• Written By:
    Comprehensive Ophthalmology, Neuro-Ophthalmology/Orbit

    This phase 2 clinical trial (ReBUILD) evaluated the use of clemastine fumarate—a first-generation antihistamine capable of inducing oligodendrocyte differentiation—as a remyelinating therapy for patients with multiple sclerosis.

    Study design

    Researchers enrolled 50 patients with chronic multiple sclerosis in this single center, double-blind, randomized, placebo-controlled, crossover trial. They randomly assigned participants to clemastine fumarate for 90 days followed by placebo for 60 days (25 patients), or to a placebo for 90 days followed by clemastine fumarate for 60 days (25 patients).  The primary outcome was shortening of P100 latency delay on visual evoked potentials (VEP).

    Outcomes

    Clemastine fumarate reduced the latency delay by 1.7 ms/eye on VEP (p=0.0048).  There was a trend toward improvement in low-contrast letter acuity. This trend reached significance in a post-hoc delayed-treatment analysis, with an increase of 1.6 letters per eye (P=0.022).  No changes were observed on MRI or OCT.  Participants reported no serious adverse events, though some experienced fatigue with treatment.

    Limitations

    While the study produced promising results, it has a few limitations.  The primary outcome was visual function, but only 56% of participants had a history of optic neuritis. The post-hoc analysis suggests that more robust results might have been obtained from a cohort comprised solely of patients with prior optic neuritis. In addition, visual field data might have helped detect possible changes in visual function.  Lastly, the mild improvements in VEP latency and low-contrast letter acuity were small and unlikely to provide clinically meaningful benefits to the patient.

    Clinical significance

    Current treatments for multiple sclerosis focus on preventing demyelinating events; no existing therapies promote remyelination after damage has already occurred. This trial has therefore garnered a lot of excitement.

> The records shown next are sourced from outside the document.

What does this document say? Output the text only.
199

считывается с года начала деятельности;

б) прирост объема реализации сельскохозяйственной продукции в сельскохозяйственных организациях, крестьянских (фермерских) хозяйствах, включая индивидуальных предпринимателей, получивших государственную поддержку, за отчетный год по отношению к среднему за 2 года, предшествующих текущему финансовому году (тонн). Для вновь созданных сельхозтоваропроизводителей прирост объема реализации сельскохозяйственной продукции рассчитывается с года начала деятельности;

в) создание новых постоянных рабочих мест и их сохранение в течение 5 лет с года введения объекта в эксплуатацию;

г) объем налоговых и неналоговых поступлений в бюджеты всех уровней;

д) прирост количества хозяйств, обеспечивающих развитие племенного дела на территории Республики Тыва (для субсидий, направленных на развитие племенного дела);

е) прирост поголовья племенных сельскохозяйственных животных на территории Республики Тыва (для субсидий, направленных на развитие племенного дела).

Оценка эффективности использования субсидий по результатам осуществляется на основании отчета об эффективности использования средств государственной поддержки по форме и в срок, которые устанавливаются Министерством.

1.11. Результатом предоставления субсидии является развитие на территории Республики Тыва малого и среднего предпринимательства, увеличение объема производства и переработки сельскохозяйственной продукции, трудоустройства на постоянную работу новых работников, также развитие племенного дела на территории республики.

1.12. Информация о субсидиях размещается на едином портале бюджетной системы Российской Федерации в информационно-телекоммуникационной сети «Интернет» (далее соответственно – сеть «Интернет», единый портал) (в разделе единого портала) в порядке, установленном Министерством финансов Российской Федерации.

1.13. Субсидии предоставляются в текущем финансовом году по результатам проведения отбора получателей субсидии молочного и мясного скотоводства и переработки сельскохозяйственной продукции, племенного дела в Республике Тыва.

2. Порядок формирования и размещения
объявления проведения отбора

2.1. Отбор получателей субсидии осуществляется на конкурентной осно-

    Regardless of its potential shortcomings, this is the first randomized controlled trial to show the efficacy of a drug that reverses chronic demyelination in people with multiple sclerosis. Larger trials are needed to confirm these results, dissect the drug’s mechanism of action, optimize dosing and determine the most effective treatment duration.  It furthermore remains unclear whether these improvements will be sustained beyond the study period. In summary, this trial hints at the promise of future treatments for multiple sclerosis and other demyelinating diseases, but research in this area is far from the finish line.